During her speech Harris took a moment to address some of the criticism from progressives regarding her record as district attorney of San Francisco and later California’s Attorney General. She echoed words from her recently released autobiography where she identified herself as a progressive prosecutor who believed she had a greater opportunity to address issues related to injustice by operating from within the system. 

“I knew our criminal justice system was deeply flawed. I knew that the people in our society who are most often targeted by predators are also most often the voiceless and vulnerable. And I believed then as I do now, that no one should be left to fight alone.” 

She further stated, “Let’s speak the truth that too many unarmed Black men and women are killed in America. Too many Black and brown Americans are locked up. From mass incarceration to cash bail to policing, our criminal justice system needs drastic repair.” She also addressed the recently passed criminal justice reform initiative and the #MeToo movement and Medicare for all. 
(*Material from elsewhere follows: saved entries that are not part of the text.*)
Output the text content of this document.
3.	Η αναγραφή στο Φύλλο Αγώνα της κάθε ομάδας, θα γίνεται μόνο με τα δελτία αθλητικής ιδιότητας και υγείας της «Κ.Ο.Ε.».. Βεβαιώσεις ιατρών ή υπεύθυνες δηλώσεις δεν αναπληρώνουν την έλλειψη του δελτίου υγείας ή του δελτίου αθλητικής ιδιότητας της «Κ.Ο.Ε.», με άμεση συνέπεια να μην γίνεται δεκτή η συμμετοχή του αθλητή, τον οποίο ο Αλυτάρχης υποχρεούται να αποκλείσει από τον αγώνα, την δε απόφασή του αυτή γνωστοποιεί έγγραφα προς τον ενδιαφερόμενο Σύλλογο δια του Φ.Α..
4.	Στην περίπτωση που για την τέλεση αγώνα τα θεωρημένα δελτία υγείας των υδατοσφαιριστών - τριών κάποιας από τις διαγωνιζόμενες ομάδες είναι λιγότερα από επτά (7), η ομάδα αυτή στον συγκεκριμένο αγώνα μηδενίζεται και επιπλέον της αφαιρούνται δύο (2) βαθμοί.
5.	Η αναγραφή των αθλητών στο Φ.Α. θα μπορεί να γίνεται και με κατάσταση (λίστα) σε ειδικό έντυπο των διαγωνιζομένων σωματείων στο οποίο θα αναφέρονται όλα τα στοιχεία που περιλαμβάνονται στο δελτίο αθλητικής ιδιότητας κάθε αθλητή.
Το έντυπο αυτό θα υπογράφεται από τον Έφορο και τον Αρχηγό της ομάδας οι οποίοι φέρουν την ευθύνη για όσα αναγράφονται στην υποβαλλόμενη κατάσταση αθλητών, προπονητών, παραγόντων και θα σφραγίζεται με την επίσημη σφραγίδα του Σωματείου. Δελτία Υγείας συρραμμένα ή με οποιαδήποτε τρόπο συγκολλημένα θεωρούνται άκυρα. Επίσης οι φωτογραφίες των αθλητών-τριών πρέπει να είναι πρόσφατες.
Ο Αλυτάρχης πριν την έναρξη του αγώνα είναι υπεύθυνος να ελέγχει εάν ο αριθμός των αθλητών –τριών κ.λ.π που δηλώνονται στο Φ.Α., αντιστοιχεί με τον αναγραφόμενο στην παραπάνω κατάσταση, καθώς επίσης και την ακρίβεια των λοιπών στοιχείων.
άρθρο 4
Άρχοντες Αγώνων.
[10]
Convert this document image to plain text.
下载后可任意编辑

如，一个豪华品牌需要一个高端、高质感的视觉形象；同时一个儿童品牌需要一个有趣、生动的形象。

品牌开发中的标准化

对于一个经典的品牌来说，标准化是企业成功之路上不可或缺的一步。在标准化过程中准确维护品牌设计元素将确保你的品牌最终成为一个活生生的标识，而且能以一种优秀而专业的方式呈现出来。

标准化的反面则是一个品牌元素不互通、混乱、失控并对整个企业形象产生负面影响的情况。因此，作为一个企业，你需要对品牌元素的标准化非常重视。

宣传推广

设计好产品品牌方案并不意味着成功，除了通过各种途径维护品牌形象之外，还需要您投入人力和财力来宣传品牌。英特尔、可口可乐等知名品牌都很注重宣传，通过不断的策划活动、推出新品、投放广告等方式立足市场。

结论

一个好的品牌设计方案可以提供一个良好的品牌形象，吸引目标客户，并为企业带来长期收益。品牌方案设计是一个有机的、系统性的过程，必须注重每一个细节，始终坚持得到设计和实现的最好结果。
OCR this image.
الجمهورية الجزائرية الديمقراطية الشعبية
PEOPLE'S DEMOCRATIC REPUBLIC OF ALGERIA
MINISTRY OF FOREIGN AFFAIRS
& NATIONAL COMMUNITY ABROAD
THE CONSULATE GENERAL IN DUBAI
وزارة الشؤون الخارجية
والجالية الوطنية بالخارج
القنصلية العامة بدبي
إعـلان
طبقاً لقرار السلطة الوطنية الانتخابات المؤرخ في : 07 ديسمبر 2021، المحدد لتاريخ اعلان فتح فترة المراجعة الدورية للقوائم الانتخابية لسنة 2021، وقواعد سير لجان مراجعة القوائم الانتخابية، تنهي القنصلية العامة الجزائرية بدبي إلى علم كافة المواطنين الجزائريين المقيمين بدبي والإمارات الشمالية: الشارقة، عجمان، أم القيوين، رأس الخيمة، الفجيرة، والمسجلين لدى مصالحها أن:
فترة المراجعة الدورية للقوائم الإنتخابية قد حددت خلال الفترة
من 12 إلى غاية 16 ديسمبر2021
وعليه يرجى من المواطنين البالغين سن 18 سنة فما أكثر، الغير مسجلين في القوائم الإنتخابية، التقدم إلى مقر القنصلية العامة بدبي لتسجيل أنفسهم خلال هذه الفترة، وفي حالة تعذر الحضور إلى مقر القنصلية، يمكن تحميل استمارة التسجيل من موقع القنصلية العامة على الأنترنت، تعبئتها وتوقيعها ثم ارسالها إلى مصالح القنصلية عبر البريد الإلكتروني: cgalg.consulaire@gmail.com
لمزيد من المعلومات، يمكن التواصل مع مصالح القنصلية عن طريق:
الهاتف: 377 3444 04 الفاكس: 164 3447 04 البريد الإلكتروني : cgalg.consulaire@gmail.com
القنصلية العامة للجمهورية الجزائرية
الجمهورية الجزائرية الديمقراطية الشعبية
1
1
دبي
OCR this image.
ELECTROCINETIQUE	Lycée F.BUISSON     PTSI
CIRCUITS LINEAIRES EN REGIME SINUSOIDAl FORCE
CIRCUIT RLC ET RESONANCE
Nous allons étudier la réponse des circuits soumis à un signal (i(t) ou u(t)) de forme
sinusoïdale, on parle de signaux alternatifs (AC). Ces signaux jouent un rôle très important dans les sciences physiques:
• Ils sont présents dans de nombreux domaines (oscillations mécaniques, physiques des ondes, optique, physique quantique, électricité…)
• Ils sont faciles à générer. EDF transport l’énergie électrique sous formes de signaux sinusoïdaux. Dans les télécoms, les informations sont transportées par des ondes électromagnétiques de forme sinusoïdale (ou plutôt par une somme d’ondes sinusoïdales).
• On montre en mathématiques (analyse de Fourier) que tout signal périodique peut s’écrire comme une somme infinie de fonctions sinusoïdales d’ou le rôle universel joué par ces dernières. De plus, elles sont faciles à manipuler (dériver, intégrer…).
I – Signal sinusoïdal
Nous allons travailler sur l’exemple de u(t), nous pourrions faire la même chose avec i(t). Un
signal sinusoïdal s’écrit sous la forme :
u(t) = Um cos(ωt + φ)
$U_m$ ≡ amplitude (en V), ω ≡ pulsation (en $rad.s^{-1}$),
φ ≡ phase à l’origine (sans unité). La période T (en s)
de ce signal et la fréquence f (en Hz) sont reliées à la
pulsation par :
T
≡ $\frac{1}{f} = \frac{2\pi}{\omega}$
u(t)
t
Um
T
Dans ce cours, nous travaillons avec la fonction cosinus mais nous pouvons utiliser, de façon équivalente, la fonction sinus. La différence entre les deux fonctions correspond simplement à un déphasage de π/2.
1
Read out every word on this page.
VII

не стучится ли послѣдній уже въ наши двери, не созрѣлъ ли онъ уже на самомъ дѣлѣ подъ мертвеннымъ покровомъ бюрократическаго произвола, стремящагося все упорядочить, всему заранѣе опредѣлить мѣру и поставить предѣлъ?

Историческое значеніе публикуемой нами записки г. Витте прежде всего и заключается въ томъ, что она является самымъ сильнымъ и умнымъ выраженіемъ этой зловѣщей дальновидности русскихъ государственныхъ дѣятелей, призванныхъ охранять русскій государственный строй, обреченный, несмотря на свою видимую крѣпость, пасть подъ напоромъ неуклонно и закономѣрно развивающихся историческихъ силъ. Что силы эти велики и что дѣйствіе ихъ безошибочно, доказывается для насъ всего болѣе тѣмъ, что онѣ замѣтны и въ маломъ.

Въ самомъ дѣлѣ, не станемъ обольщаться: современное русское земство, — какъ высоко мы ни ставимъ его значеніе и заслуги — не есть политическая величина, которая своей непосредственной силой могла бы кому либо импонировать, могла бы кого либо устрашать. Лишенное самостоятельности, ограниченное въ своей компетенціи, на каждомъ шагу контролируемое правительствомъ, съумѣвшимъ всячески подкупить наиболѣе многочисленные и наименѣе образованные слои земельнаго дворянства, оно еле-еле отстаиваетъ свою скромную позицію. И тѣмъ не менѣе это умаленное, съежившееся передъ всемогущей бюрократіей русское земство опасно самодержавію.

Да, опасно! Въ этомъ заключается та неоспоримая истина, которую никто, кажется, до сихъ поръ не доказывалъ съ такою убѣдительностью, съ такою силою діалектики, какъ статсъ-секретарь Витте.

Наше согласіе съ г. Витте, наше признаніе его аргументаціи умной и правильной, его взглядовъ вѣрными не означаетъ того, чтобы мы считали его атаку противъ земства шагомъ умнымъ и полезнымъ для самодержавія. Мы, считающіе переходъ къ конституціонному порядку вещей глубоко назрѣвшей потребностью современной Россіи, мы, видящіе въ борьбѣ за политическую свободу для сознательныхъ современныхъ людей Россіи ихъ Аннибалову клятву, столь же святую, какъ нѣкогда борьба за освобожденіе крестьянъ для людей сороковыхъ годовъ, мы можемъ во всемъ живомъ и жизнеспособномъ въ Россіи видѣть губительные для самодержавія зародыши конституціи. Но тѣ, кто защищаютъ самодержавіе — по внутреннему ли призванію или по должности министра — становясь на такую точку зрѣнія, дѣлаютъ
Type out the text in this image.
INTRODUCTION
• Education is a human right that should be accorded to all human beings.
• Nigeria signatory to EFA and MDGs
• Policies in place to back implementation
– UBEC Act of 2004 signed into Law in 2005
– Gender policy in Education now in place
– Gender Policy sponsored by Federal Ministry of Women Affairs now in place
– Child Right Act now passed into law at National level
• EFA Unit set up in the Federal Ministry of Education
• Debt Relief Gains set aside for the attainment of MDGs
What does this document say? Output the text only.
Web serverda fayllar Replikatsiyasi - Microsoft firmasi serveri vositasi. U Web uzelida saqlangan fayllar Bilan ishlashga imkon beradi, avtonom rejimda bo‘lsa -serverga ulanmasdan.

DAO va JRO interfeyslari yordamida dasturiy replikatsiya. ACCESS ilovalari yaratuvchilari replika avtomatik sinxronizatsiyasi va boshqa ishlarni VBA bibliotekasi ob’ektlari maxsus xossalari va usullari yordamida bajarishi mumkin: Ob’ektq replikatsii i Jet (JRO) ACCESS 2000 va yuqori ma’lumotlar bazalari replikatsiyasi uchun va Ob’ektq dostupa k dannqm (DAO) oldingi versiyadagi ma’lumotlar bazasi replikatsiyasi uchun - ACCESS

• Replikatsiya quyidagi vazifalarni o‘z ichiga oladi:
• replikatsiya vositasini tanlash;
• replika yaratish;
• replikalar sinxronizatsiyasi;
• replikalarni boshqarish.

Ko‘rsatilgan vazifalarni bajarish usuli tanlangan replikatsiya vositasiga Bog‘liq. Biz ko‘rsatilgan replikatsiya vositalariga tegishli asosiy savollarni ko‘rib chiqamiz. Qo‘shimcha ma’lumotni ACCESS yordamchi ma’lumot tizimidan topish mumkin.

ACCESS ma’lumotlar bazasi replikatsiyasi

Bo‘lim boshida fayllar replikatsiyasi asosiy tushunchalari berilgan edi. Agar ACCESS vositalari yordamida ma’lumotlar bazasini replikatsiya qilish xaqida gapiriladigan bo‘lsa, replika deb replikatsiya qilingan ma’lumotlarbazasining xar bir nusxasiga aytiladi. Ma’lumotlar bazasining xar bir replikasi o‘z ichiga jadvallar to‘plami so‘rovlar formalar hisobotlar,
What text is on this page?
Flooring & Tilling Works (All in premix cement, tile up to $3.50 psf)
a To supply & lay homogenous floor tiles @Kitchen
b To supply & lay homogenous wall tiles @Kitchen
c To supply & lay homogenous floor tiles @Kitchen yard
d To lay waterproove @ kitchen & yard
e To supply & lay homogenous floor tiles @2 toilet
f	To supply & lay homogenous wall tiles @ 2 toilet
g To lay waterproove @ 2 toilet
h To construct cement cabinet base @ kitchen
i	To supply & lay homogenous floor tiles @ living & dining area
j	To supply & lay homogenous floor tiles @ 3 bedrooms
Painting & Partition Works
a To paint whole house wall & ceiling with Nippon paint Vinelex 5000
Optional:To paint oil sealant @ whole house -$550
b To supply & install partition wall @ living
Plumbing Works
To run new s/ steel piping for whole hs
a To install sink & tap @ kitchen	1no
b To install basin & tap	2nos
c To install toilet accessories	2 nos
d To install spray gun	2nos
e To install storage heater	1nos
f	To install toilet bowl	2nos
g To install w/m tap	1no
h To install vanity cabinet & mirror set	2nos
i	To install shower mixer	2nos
There were several memorable passages in her presentation one among them that resonated with the crowd was when Harris said she is running, “with faith in God, with fidelity to country, and with the fighting spirit I got from my mother.”

It was her message of hope however that seemed to truly inspire the diverse crowd who gathered to hear her speak. “The truth is that as Americans we have so much more in common than what separates us, she proclaimed. “We are already standing on common ground. I say we rise together, or we fall together as one nation indivisible.”